I have a 1.1 TB uncompress VCF file generated from Ensembl hg38 build 84 ftp://ftp.ensembl.org/pub/release-84/fasta/homo_sapiens/dna/Homo_sapiens.GRCh38.dna.primary_assembly.fa.gz with
Originally I had 88 samples (individual vcf files) that I merged and filtered with the following command to remove indels and only to get SNPs with both alleles:
bcftools merge -l list_of_vcfs.txt | bcftools view -I -m 2 > snponly.out.vcf
I realized that my current contains scaffolds that aren't a part of the chromosome that I'm thinking about removing but that is besides the point (just wanted to mention that in case anyone is wondering about the size of the VCF file).

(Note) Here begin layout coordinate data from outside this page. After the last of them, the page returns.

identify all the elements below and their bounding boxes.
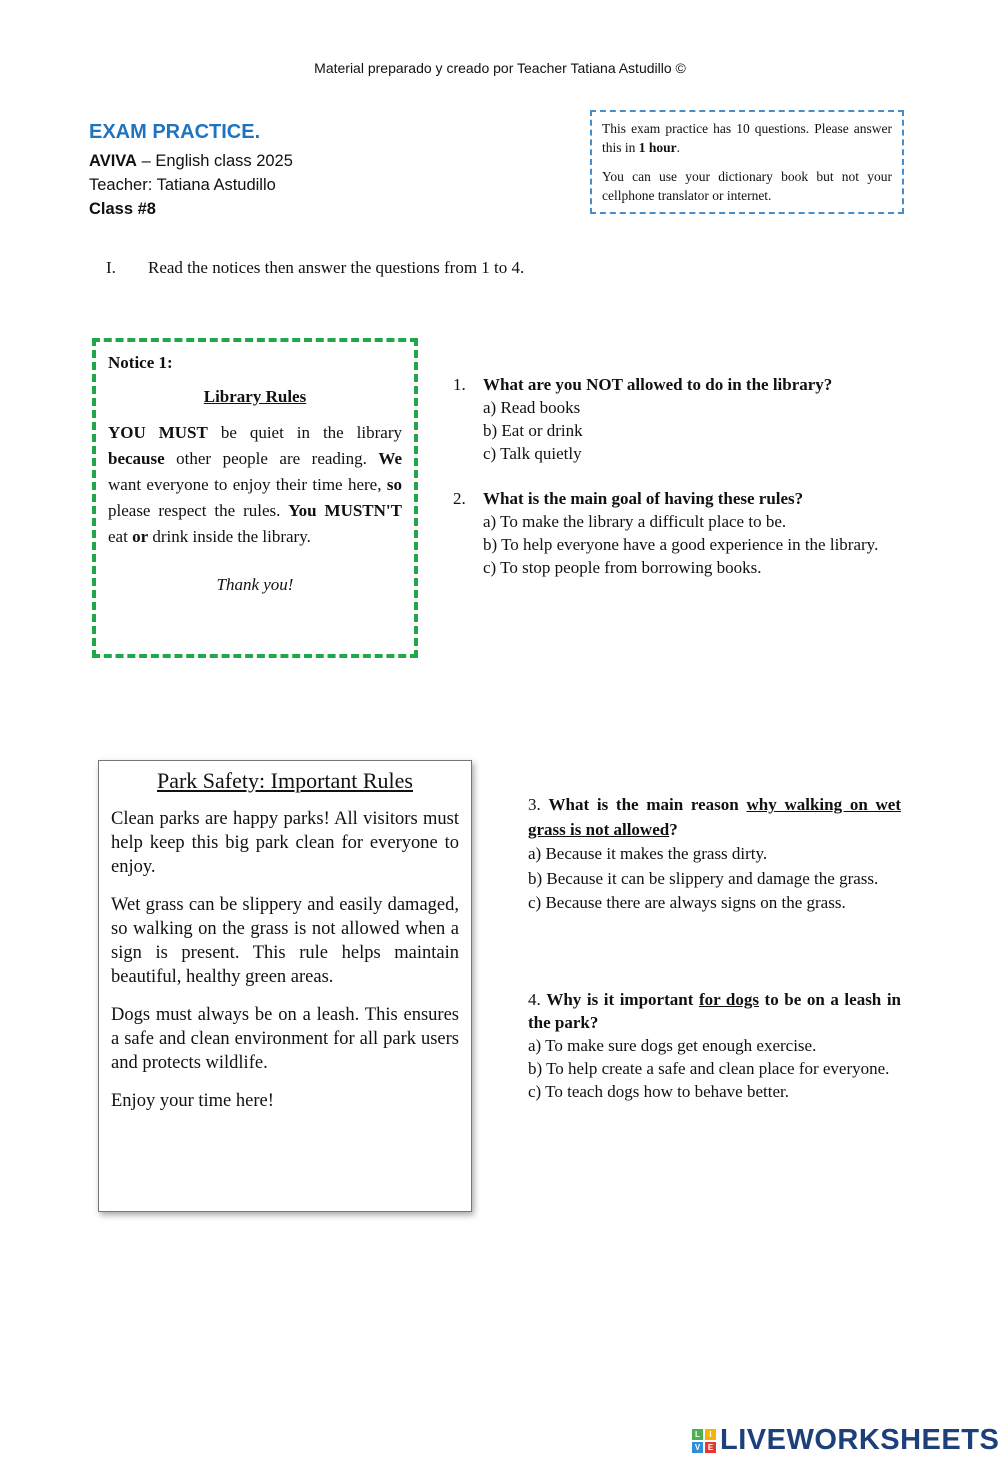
logo-cube: I: [705, 1429, 716, 1440]
text-segment: 1 hour: [638, 140, 677, 155]
option[interactable]: b) Eat or drink: [483, 421, 583, 440]
text-segment: Why is it important: [546, 990, 699, 1009]
question-number: 2.: [453, 489, 466, 508]
notice-label: Notice 1:: [108, 353, 173, 372]
question-2: [453, 487, 901, 579]
question-text: [483, 373, 832, 396]
text-segment: We: [378, 449, 402, 468]
question-number: 3.: [528, 795, 541, 814]
question-number: 1.: [453, 375, 466, 394]
logo-cubes-icon: [692, 1429, 716, 1453]
text-segment: please respect the rules.: [108, 501, 289, 520]
option[interactable]: a) To make sure dogs get enough exercise.: [528, 1036, 817, 1055]
exam-title: EXAM PRACTICE.: [89, 121, 261, 143]
instructions-p1: [602, 119, 892, 157]
logo-cube: L: [692, 1429, 703, 1440]
park-paragraph: Wet grass can be slippery and easily damaged, so walking on the grass is not allowed when a sign is present. This rule helps maintain beautiful, healthy green areas.: [111, 895, 459, 987]
instructions-p2: [602, 167, 892, 205]
text-segment: be quiet in the library: [207, 423, 402, 442]
text-segment: What are you NOT allowed to do in the library?: [483, 375, 833, 394]
text-segment: What is the main goal of having these rules?: [483, 489, 804, 508]
text-segment: for dogs: [698, 990, 759, 1009]
notice-park-safety: [98, 760, 472, 1212]
question-number: 4.: [528, 990, 541, 1009]
text-segment: What is the main reason: [548, 795, 747, 814]
logo-text: LIVEWORKSHEETS: [720, 1424, 1000, 1456]
option[interactable]: c) To stop people from borrowing books.: [483, 558, 762, 577]
option[interactable]: a) Because it makes the grass dirty.: [528, 844, 768, 863]
option[interactable]: b) To help create a safe and clean place for everyone.: [528, 1059, 890, 1078]
teacher-name: Teacher: Tatiana Astudillo: [89, 176, 276, 194]
option[interactable]: c) Because there are always signs on the grass.: [528, 893, 846, 912]
section-text: Read the notices then answer the questions from 1 to 4.: [148, 258, 525, 277]
notice-library-rules: [92, 338, 418, 658]
park-paragraph: Clean parks are happy parks! All visitors must help keep this big park clean for everyone to enjoy.: [111, 809, 459, 877]
credit-line: Material preparado y creado por Teacher Tatiana Astudillo ©: [314, 60, 686, 76]
question-text: [483, 487, 803, 510]
logo-cube: V: [692, 1442, 703, 1453]
park-paragraph: Dogs must always be on a leash. This ensures a safe and clean environment for all park users and protects wildlife.: [111, 1005, 459, 1073]
question-3: [528, 793, 901, 916]
org-name: AVIVA: [89, 152, 137, 170]
section-number: I.: [106, 258, 116, 277]
park-title: Park Safety: Important Rules: [156, 768, 413, 793]
text-segment: or: [132, 527, 149, 546]
text-segment: This exam practice has 10 questions. Please answer this in: [602, 121, 892, 155]
liveworksheets-logo: [692, 1424, 999, 1457]
text-segment: ?: [669, 819, 678, 839]
park-paragraph: Enjoy your time here!: [111, 1091, 274, 1111]
notice-body: [108, 420, 402, 550]
text-segment: drink inside the library.: [148, 527, 311, 546]
option[interactable]: b) Because it can be slippery and damage the grass.: [528, 868, 879, 888]
section-heading: [106, 258, 524, 278]
text-segment: why walking on wet grass is not allowed: [528, 795, 902, 839]
text-segment: so: [386, 475, 402, 494]
text-segment: want everyone to enjoy their time here,: [108, 475, 387, 494]
option[interactable]: a) To make the library a difficult place to be.: [483, 512, 787, 531]
text-segment: You MUSTN'T: [288, 501, 402, 520]
option[interactable]: c) Talk quietly: [483, 444, 582, 463]
text-segment: other people are reading.: [164, 449, 379, 468]
question-text: [528, 990, 901, 1032]
notice-thanks: Thank you!: [216, 575, 294, 594]
question-text: [528, 795, 901, 839]
option[interactable]: c) To teach dogs how to behave better.: [528, 1082, 789, 1101]
question-4: [528, 988, 901, 1103]
text-segment: .: [676, 140, 681, 155]
text-segment: You can use your dictionary book but not your cellphone translator or internet.: [602, 169, 892, 203]
option[interactable]: a) Read books: [483, 398, 581, 417]
course-name: – English class 2025: [136, 152, 293, 170]
option[interactable]: b) To help everyone have a good experience in the library.: [483, 535, 879, 554]
text-segment: eat: [108, 527, 133, 546]
question-1: [453, 373, 901, 465]
text-segment: because: [108, 449, 165, 468]
exam-header: [89, 120, 293, 221]
instructions-box: [590, 110, 904, 214]
class-number: Class #8: [89, 200, 156, 218]
text-segment: to be on a leash in the park?: [528, 990, 902, 1032]
text-segment: YOU MUST: [108, 423, 208, 442]
notice-title: Library Rules: [203, 387, 307, 406]
logo-cube: E: [705, 1442, 716, 1453]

How can I convert the VCF to a datamatrix with samples as rows and columns as attributes?
I tried using plink
plink --recode --vcf snponly.out.vcf --out snponly.out
to get a matrix in the form of:
ID snp1_a1 snp2_a2 snp2_a1 snp2_a2 ... snpN_a1 snpN_a2
but it didn't like the "_" in my IDs which looks like the following:
and I believe it also said the file was too big
$ cat plink_vcf.e8514098
Warning: 2939537867 variant records had no GT field. Error: PLINK does not support more than 2^31 - 3 variants. We recommend other software, such as PLINK/SEQ, for very deep studies of small numbers of genomes.
Is plinkseq the way to go? If so, what specific command do I run to convert the VCF into a sample/attribute data matrix?
Is it possible that I'm lacking important fields? If so, how do I get them onto my VCF file?